Excise tax increases, special allocations and problematic severance provisions
Additional concerns included excise tax mark-ups, special allocations and problematic cash severance provisions
Paying excise tax mark-ups continued to be a common concern cited by ISS in the failed 2021 and 2022 golden parachute proposals. Many investors have frowned on this practice for years, leading most companies to adopt policies against markups. In 2022, ISS cited excise duty markups as a concern in 35% of all golden parachute proposals that failed, down slightly from 38.1% in 2021. Problematic special awards, which included transaction or retention bonuses that were disproportionate or paid on a single trigger, were cited less often as a concern in 2022, with only 20% of all votes rejected compared to 38.1% in 2021. Finally, indemnities Single-Trigger or Modified Single-Trigger (excluding Special Rewards) Cash Starters were cited in 2022 at 20% of all rejected proposals, down slightly from 23.8% in 2021.
The 2022 peak in the median CEO golden parachute value coincided with an increase in the golden parachute failure rate.
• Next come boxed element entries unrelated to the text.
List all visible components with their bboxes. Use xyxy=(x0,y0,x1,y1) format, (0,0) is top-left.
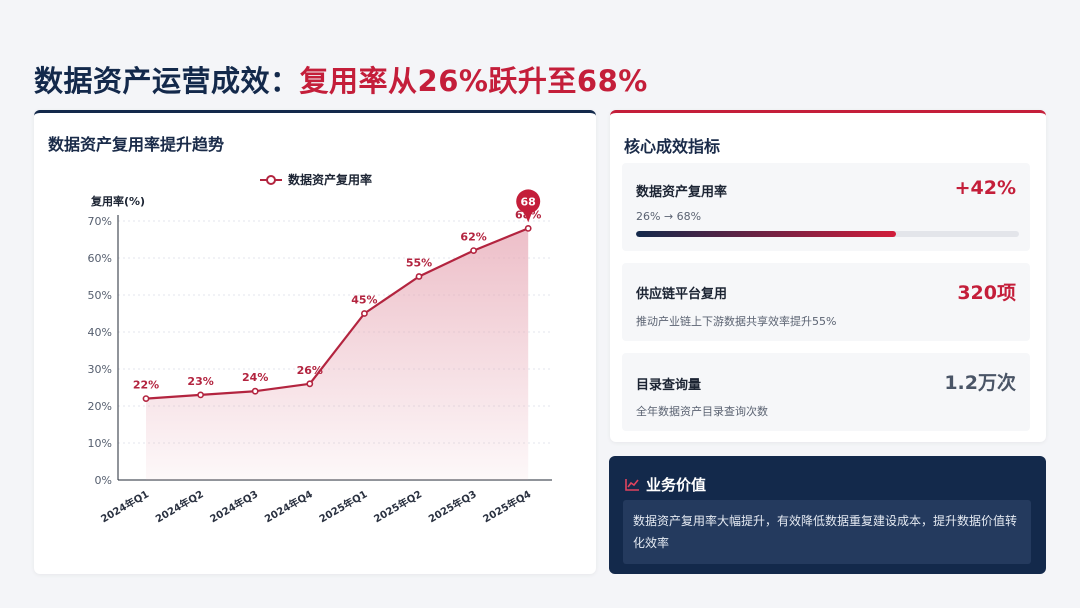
series-area xyxy=(146,228,529,480)
legend-label: 数据资产复用率 xyxy=(288,172,372,187)
business-value-title: 业务价值 xyxy=(646,476,707,494)
page-title: 数据资产运营成效：复用率从26%跃升至68% xyxy=(34,58,648,100)
y-tick-label: 40% xyxy=(88,326,112,339)
page-title-main: 数据资产运营成效： xyxy=(34,64,300,98)
data-label: 23% xyxy=(187,375,213,388)
business-value-text: 数据资产复用率大幅提升，有效降低数据重复建设成本，提升数据价值转化效率 xyxy=(623,500,1031,564)
x-tick-label: 2024年Q3 xyxy=(208,487,261,525)
x-tick-label: 2025年Q2 xyxy=(371,487,424,525)
line-chart: 0% 10% 20% 30% 40% 50% 60% 70% 复用率(%) 数据资产复用率 22% 2… xyxy=(88,172,552,525)
y-tick-label: 10% xyxy=(88,437,112,450)
x-tick-label: 2025年Q3 xyxy=(426,487,479,525)
y-tick-label: 0% xyxy=(95,474,112,487)
kpi-label: 目录查询量 xyxy=(636,378,702,393)
data-label: 55% xyxy=(406,257,432,270)
data-label: 26% xyxy=(297,364,323,377)
data-label: 22% xyxy=(133,379,159,392)
kpi-panel-title: 核心成效指标 xyxy=(624,137,721,156)
chart-panel: 数据资产复用率提升趋势 0% 10% 20% 30% 40% 50% 60% 70% 复用率(%… xyxy=(34,110,596,574)
x-tick-label: 2024年Q1 xyxy=(98,487,151,525)
data-point xyxy=(415,273,423,280)
data-point xyxy=(524,225,532,232)
kpi-sub: 26% → 68% xyxy=(636,210,702,223)
x-tick-label: 2024年Q2 xyxy=(153,487,206,525)
kpi-value: +42% xyxy=(954,177,1016,199)
trend-chart-icon xyxy=(625,478,640,491)
data-point xyxy=(197,391,204,399)
y-tick-label: 50% xyxy=(88,289,112,302)
kpi-card-catalog-queries: 目录查询量 1.2万次 全年数据资产目录查询次数 xyxy=(622,353,1030,431)
y-tick-label: 70% xyxy=(88,215,112,228)
kpi-panel: 核心成效指标 数据资产复用率 +42% 26% → 68% 供应链平台复用 32… xyxy=(610,110,1046,442)
kpi-card-supply-chain: 供应链平台复用 320项 推动产业链上下游数据共享效率提升55% xyxy=(622,263,1030,341)
y-tick-label: 60% xyxy=(88,252,112,265)
data-point xyxy=(142,395,150,402)
kpi-card-reuse-rate: 数据资产复用率 +42% 26% → 68% xyxy=(622,163,1030,251)
data-point xyxy=(251,387,259,395)
kpi-value: 1.2万次 xyxy=(944,372,1016,394)
y-tick-label: 20% xyxy=(88,400,112,413)
x-tick-label: 2025年Q1 xyxy=(317,487,370,525)
highlight-pin xyxy=(516,189,541,214)
y-tick-label: 30% xyxy=(88,363,112,376)
data-point xyxy=(306,380,314,388)
data-label: 24% xyxy=(242,371,268,384)
y-axis-label: 复用率(%) xyxy=(90,194,145,208)
chart-panel-title: 数据资产复用率提升趋势 xyxy=(48,135,225,154)
x-tick-label: 2024年Q4 xyxy=(262,487,315,525)
highlight-pin-label: 68 xyxy=(521,195,536,208)
kpi-sub: 推动产业链上下游数据共享效率提升55% xyxy=(636,315,837,328)
business-value-heading: 业务价值 xyxy=(625,474,706,495)
kpi-label: 供应链平台复用 xyxy=(636,287,728,302)
kpi-value: 320项 xyxy=(957,282,1016,304)
page-title-accent: 复用率从26%跃升至68% xyxy=(299,64,648,98)
kpi-label: 数据资产复用率 xyxy=(636,185,728,200)
series-line xyxy=(145,227,529,400)
data-label: 62% xyxy=(460,231,486,244)
kpi-progress-bar xyxy=(636,231,1019,237)
kpi-sub: 全年数据资产目录查询次数 xyxy=(636,405,768,418)
legend-swatch-marker xyxy=(266,175,276,185)
data-point xyxy=(470,247,477,254)
business-value-panel: 业务价值 数据资产复用率大幅提升，有效降低数据重复建设成本，提升数据价值转化效率 xyxy=(609,456,1046,574)
data-label: 45% xyxy=(351,294,377,307)
x-tick-label: 2025年Q4 xyxy=(481,487,534,525)
data-point xyxy=(360,310,368,317)
kpi-progress-fill xyxy=(636,231,897,237)
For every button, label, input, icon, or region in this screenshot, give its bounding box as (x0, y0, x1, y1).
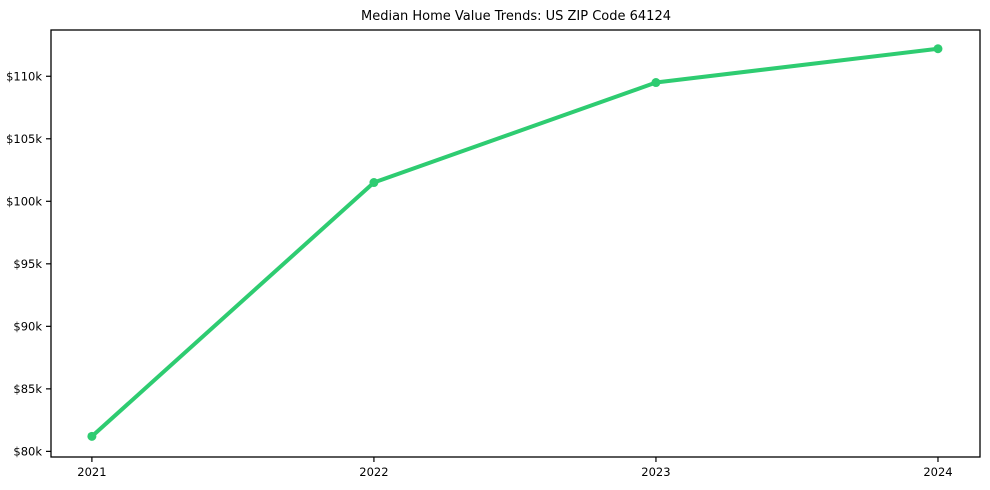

The magnitude of golden parachute payouts appears to be a significant factor in many investors’ voting decisions, further evidenced by the stark difference in median golden parachute values between failed and accepted proposals. For failed proposals in 2022, the average cash payout value declined while equity values accounted for a higher proportion of total CEO parachute payouts compared to 2021, and problematic equity acceleration emerged as a more widespread concern. Concerns identified in 2022 indicate potential issues with single-trigger acceleration, coupled in some cases with above-target acceleration of performance actions; in other words, the terms under which CEOs would receive a significant portion of their golden parachute payments—on a one-time trigger basis with potentially enhanced amounts—likely played a role in driving up the failure rate of the golden parachute in 2022 The treatment of equity in severance packages, coupled with increasing scale, remains an important area of concern for many shareholders and one that ISS will continue to monitor.